Combien de fois l'IA s'est-elle trompée sur une personne ?
Personne ne connaît le chiffre global, et c'est le problème. La seule mesure fiable est judiciaire : 1 809 cas d'hallucinations constatées par des tribunaux au 25 juillet 2026. La progression de ce compteur est une histoire en soi.
- Mi-2025 : environ 200 cas recensés dans la base de Damien Charlotin.
- Janvier 2026 : 719 cas.
- Début avril 2026 : 1 227 cas.
- 2 juin 2026 : 1 524 cas, chiffre relevé par La Tribune.
- 9 juin 2026 : 1 598 cas.
- 25 juillet 2026 : 1 809 cas, et Damien Charlotin déclare recevoir trois à quatre cas par jour.
Ce chiffre est un plancher, pas un plafond. La base ne retient que les décisions où le tribunal a constaté ou clairement laissé entendre l'invention. Les accusations simples n'y entrent pas, les erreurs hors prétoire non plus. Côté systèmes, l'AI Incident Database indique que l'IA générative représente 58 % des entrées de 2025, et que la première catégorie d'incidents, environ 28 % des entrées récentes, regroupe désinformation, deepfakes et contenus préjudiciables. L'ampleur du phénomène dans l'édition scientifique donne la mesure : un audit publié par The Lancet le 7 mai 2026 a relevé plus de 4 000 références fabriquées dans 2,5 millions d'articles biomédicaux, mécanisme que j'ai détaillé dans ma chronique sur la crédibilité du faux.
Un tribunal peut-il condamner une IA pour ce qu'elle affirme ?
Oui.

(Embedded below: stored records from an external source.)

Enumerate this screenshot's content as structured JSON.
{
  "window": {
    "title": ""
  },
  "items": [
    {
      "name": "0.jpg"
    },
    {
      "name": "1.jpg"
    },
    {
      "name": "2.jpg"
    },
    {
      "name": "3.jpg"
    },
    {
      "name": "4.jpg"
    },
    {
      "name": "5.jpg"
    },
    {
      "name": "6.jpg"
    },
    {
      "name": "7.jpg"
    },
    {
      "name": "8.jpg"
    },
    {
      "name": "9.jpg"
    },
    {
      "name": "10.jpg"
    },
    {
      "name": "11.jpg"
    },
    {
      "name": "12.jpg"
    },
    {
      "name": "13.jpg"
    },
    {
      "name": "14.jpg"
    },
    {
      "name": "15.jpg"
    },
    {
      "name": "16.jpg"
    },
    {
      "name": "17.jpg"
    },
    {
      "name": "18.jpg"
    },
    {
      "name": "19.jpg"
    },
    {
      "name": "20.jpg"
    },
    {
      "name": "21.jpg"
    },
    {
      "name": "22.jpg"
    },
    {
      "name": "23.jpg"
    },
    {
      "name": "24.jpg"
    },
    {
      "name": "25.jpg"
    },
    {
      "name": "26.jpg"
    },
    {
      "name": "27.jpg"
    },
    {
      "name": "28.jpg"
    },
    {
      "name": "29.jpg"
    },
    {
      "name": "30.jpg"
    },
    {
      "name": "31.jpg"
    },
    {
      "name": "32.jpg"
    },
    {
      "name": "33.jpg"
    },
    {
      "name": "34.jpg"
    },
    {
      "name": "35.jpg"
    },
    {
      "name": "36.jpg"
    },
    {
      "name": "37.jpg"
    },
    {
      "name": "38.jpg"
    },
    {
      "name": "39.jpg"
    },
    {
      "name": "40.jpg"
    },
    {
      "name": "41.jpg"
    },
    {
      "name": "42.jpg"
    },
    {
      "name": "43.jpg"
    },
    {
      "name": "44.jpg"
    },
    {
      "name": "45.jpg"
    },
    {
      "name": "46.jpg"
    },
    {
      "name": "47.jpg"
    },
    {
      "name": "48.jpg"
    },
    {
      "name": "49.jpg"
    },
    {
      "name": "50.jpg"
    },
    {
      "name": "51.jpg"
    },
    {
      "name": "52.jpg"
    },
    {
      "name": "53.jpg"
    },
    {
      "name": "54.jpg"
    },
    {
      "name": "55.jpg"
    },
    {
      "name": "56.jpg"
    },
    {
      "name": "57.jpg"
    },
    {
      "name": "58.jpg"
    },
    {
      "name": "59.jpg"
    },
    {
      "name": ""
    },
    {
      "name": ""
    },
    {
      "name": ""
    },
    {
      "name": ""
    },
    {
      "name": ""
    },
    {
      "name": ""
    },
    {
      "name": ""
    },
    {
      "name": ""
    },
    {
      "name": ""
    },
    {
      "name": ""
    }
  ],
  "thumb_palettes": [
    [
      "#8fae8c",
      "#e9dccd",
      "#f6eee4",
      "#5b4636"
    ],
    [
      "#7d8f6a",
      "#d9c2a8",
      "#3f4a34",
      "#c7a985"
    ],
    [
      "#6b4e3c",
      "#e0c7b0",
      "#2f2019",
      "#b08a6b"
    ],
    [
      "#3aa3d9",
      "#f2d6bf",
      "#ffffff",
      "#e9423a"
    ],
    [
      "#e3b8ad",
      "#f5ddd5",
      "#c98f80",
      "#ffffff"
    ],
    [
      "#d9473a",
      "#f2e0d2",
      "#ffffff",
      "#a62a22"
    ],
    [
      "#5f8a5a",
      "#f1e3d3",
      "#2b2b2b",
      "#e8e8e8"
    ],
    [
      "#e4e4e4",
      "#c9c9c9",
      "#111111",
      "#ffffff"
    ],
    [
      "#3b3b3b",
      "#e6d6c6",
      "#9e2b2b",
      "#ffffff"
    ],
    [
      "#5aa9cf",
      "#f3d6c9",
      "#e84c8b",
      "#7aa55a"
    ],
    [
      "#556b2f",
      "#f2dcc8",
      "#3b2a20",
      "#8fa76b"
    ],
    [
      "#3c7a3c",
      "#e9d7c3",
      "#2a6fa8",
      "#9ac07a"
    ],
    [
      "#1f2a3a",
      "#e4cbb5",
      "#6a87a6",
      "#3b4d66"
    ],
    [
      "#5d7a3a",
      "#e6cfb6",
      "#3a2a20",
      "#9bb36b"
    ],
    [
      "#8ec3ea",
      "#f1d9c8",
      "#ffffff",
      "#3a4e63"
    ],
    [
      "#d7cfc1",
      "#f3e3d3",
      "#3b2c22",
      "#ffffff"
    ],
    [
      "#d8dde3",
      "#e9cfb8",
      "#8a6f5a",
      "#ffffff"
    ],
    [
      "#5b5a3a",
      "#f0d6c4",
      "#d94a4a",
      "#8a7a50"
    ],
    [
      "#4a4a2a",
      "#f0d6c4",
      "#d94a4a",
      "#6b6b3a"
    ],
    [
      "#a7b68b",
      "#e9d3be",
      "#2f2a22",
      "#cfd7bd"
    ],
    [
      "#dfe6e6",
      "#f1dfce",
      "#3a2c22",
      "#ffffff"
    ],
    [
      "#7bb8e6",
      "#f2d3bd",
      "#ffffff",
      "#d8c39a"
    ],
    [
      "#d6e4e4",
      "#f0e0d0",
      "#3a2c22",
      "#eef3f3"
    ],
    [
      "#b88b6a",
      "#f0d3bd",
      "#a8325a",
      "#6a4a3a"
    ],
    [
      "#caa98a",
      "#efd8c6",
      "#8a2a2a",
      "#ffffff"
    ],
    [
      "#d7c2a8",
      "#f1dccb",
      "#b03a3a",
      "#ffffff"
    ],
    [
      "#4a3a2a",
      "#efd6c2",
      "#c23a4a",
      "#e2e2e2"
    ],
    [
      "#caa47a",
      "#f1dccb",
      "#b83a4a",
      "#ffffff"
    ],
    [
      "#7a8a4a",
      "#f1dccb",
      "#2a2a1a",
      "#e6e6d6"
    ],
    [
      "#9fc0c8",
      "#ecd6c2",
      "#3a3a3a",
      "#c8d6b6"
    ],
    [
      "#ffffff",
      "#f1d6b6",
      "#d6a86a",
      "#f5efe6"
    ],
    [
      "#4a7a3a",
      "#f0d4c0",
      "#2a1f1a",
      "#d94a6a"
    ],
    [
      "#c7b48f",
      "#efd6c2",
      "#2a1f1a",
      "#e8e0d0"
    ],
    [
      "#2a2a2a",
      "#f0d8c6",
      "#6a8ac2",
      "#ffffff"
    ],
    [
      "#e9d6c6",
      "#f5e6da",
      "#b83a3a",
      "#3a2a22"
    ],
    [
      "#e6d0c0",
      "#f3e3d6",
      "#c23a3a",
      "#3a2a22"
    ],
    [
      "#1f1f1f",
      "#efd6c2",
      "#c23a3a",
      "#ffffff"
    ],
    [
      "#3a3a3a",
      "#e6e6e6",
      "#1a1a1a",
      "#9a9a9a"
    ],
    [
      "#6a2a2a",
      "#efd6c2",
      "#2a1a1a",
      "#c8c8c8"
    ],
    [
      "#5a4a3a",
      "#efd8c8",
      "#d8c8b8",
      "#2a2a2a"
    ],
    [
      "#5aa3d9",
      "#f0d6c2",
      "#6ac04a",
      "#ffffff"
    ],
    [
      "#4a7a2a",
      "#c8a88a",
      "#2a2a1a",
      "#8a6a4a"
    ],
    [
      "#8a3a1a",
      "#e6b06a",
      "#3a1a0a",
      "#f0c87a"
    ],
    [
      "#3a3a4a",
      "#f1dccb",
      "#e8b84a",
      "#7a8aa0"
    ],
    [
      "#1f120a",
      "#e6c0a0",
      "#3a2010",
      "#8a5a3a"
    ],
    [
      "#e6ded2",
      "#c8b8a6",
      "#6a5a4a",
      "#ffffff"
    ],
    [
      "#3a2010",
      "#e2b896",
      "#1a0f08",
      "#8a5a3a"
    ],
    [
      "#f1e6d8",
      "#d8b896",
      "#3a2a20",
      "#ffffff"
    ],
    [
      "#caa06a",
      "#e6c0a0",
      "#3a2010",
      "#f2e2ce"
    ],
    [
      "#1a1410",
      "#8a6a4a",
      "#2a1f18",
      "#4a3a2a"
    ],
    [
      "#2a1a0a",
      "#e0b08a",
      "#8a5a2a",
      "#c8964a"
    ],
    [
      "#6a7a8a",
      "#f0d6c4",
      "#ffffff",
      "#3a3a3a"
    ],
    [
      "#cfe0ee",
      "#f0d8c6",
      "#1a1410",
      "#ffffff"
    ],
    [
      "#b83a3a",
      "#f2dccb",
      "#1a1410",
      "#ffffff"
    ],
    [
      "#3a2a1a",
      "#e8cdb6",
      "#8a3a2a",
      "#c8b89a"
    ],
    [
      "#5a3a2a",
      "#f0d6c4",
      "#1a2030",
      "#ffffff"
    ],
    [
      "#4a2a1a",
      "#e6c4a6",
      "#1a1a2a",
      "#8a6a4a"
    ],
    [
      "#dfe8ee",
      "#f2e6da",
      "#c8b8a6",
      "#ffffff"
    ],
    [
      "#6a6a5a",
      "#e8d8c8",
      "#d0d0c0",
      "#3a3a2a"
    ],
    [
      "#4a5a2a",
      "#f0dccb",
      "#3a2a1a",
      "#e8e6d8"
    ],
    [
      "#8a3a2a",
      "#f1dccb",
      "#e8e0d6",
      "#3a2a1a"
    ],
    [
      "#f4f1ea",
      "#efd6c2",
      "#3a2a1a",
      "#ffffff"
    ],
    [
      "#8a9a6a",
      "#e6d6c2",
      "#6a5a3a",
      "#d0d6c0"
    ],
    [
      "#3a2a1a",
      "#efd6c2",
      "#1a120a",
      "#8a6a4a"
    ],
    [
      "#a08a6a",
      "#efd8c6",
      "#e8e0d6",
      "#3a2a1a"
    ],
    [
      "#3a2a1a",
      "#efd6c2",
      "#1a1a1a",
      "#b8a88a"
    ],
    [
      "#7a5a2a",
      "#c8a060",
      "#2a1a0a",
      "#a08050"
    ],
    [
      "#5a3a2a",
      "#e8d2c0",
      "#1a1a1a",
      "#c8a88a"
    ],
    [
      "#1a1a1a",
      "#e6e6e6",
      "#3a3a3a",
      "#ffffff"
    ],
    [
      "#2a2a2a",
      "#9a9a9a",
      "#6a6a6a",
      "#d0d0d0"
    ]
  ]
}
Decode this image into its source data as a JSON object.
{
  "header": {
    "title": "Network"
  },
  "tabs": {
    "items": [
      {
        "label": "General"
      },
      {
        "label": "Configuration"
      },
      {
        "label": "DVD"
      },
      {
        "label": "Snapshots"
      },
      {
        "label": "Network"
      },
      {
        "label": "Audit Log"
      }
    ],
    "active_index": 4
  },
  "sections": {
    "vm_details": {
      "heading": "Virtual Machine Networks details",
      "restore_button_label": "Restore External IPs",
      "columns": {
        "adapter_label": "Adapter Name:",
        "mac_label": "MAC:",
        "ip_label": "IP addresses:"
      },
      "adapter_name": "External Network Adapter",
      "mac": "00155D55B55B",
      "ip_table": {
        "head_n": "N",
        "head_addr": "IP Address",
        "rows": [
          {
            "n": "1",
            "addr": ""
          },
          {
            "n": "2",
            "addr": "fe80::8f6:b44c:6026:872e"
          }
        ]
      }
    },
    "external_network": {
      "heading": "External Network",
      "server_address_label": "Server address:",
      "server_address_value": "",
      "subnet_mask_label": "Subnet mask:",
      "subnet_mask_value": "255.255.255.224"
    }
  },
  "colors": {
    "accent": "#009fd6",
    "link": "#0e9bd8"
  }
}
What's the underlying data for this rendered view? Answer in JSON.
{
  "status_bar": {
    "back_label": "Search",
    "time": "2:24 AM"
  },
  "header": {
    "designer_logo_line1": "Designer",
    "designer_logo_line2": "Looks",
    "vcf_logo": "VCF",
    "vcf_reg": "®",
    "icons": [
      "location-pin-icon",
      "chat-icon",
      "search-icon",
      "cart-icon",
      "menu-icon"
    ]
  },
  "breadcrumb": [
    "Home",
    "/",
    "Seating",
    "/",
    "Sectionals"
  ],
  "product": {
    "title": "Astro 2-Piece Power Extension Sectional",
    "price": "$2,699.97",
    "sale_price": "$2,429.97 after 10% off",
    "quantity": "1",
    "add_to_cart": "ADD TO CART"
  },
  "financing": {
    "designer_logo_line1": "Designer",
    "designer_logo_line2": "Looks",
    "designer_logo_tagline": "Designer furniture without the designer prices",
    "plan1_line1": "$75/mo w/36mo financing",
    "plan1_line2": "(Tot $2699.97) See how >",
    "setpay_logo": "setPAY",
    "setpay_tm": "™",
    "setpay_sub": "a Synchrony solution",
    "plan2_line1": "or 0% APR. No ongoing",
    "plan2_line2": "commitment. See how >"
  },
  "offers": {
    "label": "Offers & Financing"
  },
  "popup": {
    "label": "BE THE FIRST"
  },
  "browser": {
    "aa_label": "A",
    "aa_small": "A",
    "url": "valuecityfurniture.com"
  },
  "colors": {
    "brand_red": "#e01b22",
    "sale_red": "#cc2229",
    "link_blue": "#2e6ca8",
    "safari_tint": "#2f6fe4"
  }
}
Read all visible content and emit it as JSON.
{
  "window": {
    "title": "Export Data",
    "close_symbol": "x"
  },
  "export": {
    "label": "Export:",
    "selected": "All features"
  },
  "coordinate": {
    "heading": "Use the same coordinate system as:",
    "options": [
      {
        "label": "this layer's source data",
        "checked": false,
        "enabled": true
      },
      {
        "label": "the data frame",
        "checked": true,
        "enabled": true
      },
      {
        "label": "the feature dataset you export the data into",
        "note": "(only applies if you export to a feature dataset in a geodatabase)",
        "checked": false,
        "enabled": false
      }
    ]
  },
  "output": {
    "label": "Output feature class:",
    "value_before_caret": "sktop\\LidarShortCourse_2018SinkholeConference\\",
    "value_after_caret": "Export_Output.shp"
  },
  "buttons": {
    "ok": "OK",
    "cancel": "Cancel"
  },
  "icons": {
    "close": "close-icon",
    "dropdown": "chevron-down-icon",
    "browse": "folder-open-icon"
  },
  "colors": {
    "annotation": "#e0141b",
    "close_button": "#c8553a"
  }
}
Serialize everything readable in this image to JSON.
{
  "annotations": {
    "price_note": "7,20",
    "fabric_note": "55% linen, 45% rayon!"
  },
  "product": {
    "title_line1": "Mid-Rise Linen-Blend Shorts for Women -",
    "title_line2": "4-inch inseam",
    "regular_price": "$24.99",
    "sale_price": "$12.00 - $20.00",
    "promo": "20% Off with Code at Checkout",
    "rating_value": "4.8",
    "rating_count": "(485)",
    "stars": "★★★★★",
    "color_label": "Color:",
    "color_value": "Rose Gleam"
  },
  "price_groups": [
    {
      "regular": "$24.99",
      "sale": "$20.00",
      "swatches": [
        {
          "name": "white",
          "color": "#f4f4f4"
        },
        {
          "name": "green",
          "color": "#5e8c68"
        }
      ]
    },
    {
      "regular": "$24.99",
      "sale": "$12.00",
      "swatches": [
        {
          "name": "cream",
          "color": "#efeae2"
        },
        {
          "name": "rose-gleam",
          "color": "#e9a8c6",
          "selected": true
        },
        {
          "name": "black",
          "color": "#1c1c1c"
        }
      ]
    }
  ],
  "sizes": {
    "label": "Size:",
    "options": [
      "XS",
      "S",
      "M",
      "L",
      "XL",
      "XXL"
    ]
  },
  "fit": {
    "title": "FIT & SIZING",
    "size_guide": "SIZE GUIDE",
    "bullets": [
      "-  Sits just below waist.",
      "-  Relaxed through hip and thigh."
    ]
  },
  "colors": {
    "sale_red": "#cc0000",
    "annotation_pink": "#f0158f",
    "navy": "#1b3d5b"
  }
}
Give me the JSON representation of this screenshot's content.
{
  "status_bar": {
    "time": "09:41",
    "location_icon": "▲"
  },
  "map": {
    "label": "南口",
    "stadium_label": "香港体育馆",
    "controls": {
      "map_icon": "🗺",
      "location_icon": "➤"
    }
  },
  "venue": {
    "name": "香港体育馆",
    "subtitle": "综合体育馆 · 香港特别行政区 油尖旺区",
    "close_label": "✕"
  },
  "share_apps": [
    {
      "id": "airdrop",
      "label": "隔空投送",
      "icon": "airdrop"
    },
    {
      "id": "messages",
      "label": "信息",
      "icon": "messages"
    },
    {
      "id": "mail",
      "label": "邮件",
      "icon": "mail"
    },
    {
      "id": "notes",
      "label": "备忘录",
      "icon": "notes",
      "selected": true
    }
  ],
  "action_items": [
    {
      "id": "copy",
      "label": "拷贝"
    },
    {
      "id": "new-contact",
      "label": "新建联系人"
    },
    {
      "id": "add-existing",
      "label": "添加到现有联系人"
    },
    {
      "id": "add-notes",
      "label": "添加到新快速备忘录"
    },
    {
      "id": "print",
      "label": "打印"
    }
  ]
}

Le 28 mai 2026, le Landgericht München I a jugé Google directement responsable des affirmations fausses de ses Aperçus IA, dans l'affaire 26 O 869/26. Deux maisons d'édition allemandes étaient présentées comme coutumières de pratiques commerciales trompeuses, abonnements piégés et recouvrements abusifs, affirmations que les sources citées par l'IA ne soutenaient pas. Le tribunal a retenu que les Aperçus IA constituent une parole propre de Google, qui synthétise et structure l'information de manière autonome, et non un simple affichage passif de contenus tiers.
Ce que Google encaisse n'est pas symbolique. Interdiction de répéter ces affirmations, et jusqu’à 250 000 euros à chaque fois qu’elles réapparaissent. Le tribunal a même prévu la détention pour les dirigeants si l'injonction n'était pas tenue. Quatre-vingts pour cent des frais sont pour Google. La décision, rendue en référé, est susceptible d'appel, et elle est à ce jour la première au monde à tenir l'éditeur d'une IA pour responsable de ce que son modèle affirme. Elle a été rendue à deux heures de train de Paris.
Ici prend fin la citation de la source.